Ketiga pria yang sedang merapihkan kemeja maupun celana, mereka saling mengatakan itu pada rekan-rekan mereka mengenai apa yang mereka rencanakan.
Mereka bertiga sebenarnya tidak menyukai keberadaan Hiragaki di toko baju tempat mereka bekerja. Selain karena dia adalah pria yang diam dan menjengkelkan, dia juga seorang pria yang seringkali melaporkan masalah mereka pada atasan dengan bukti berupa foto, video, dan rekaman yang pernah didapatkan olehnya dulu.
"....."
"....."
Ketiga pria saling bertatapan satu sama lain. Dalam tatapan tersebut terdapat komunikasi tersembunyi yang mereka lakukan untuk menjalankan rencananya.
Salah satu pria maju dan berjalan ke arah bagian celana Hawai. Pria yang berjalan ke arah celana Hawai ialah pria dengan postur kurus dan tinggi, serta rambutnya yang panjang berwarna coklat, dan kulitnya yang putih pucat seakan-akan menandakan dia adalah mayat tengkorak yang berjalan.
"Bisakah saya menggantikan anda dulu, Majime?"
"Menggantikan aku?"
"Ya. Terlepas dari tanggungjawab yang anda miliki, anda lebih baik mengurus pekerjaan yang lain daripada menghabiskan waktu anda di tempat ini."
"Kau benar."
Merenungkan apa yang dikatakan oleh Tenra, pria kurus yang tinggi dan berkulit pucat, Majime tersenyum padanya dan menepuk kedua bahu Tenra seolah sepakat dengan apa yang dikatakannya tadi.
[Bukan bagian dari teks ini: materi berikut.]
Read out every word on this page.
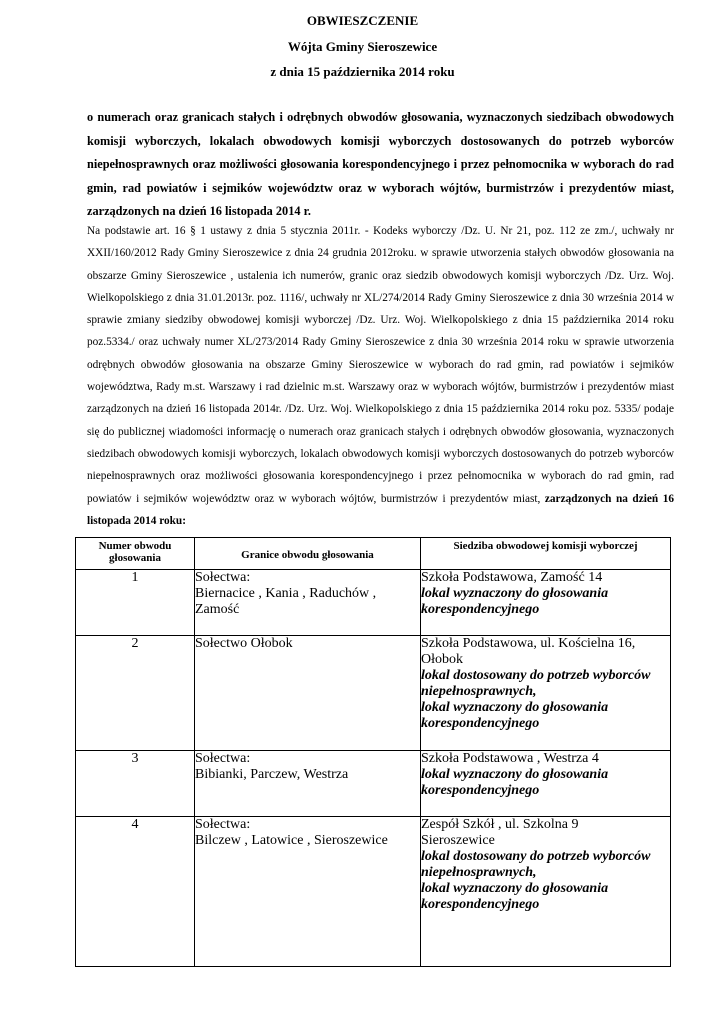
OBWIESZCZENIE
Wójta Gminy Sieroszewice
z dnia 15 października 2014 roku
o numerach oraz granicach stałych i odrębnych obwodów głosowania, wyznaczonych siedzibach obwodowych komisji wyborczych, lokalach obwodowych komisji wyborczych dostosowanych do potrzeb wyborców niepełnosprawnych oraz możliwości głosowania korespondencyjnego i przez pełnomocnika w wyborach do rad gmin, rad powiatów i sejmików województw oraz w wyborach wójtów, burmistrzów i prezydentów miast, zarządzonych na dzień 16 listopada 2014 r.
Na podstawie art. 16 § 1 ustawy z dnia 5 stycznia 2011r. - Kodeks wyborczy /Dz. U. Nr 21, poz. 112 ze zm./, uchwały nr XXII/160/2012 Rady Gminy Sieroszewice z dnia 24 grudnia 2012roku. w sprawie utworzenia stałych obwodów głosowania na obszarze Gminy Sieroszewice , ustalenia ich numerów, granic oraz siedzib obwodowych komisji wyborczych /Dz. Urz. Woj. Wielkopolskiego z dnia 31.01.2013r. poz. 1116/, uchwały nr XL/274/2014 Rady Gminy Sieroszewice z dnia 30 września 2014 w sprawie zmiany siedziby obwodowej komisji wyborczej /Dz. Urz. Woj. Wielkopolskiego z dnia 15 października 2014 roku poz.5334./ oraz uchwały numer XL/273/2014 Rady Gminy Sieroszewice z dnia 30 września 2014 roku w sprawie utworzenia odrębnych obwodów głosowania na obszarze Gminy Sieroszewice w wyborach do rad gmin, rad powiatów i sejmików województwa, Rady m.st. Warszawy i rad dzielnic m.st. Warszawy oraz w wyborach wójtów, burmistrzów i prezydentów miast zarządzonych na dzień 16 listopada 2014r. /Dz. Urz. Woj. Wielkopolskiego z dnia 15 października 2014 roku poz. 5335/ podaje się do publicznej wiadomości informację o numerach oraz granicach stałych i odrębnych obwodów głosowania, wyznaczonych siedzibach obwodowych komisji wyborczych, lokalach obwodowych komisji wyborczych dostosowanych do potrzeb wyborców niepełnosprawnych oraz możliwości głosowania korespondencyjnego i przez pełnomocnika w wyborach do rad gmin, rad powiatów i sejmików województw oraz w wyborach wójtów, burmistrzów i prezydentów miast, zarządzonych na dzień 16 listopada 2014 roku:
Numer obwodu głosowania	Granice obwodu głosowania	Siedziba obwodowej komisji wyborczej
1	Sołectwa:
Biernacice , Kania , Raduchów ,
Zamość	Szkoła Podstawowa, Zamość 14
lokal wyznaczony do głosowania korespondencyjnego

2	Sołectwo Ołobok	Szkoła Podstawowa, ul. Kościelna 16, Ołobok
lokal dostosowany do potrzeb wyborców niepełnosprawnych,
lokal wyznaczony do głosowania korespondencyjnego

3	Sołectwa:
Bibianki, Parczew, Westrza	Szkoła Podstawowa , Westrza 4
lokal wyznaczony do głosowania korespondencyjnego

4	Sołectwa:
Bilczew , Latowice , Sieroszewice	Zespół Szkół , ul. Szkolna 9
Sieroszewice
lokal dostosowany do potrzeb wyborców niepełnosprawnych,
lokal wyznaczony do głosowania korespondencyjnego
"Mohon bantuannya ya, Tenra."
"Ya."
Menyudahi perkataan, Majime kembali mengecek persediaan yang ada di wilayah area kerjanya. Mulai dari tas, sepatu, t-shirts dewasa, kemeja dewasa, kaos bola, serta berbagai kebutuhan lainnya dia cek satu-persatu dengan teliti.
Berbeda dengan Majime yang sibuk dengan tugasnya, Tenra tersenyum senang atas keberhasilannya dalam membujuk Majime.
Bagi Tenra, Majime juga memiliki pemikiran yang sama seperti dirinya yang sama-sama membenci Hiragaki. Kalau tidak, Majime mungkin akan berpikir dua kali dan memilih untuk menetap di tempat dia bekerja tadi daripada harus pergi meninggalkan tugasnya dan menyerahkannya pada Tenra. Semuanya telah Tenra rencanakan sejak percakapan mereka bertiga tadi.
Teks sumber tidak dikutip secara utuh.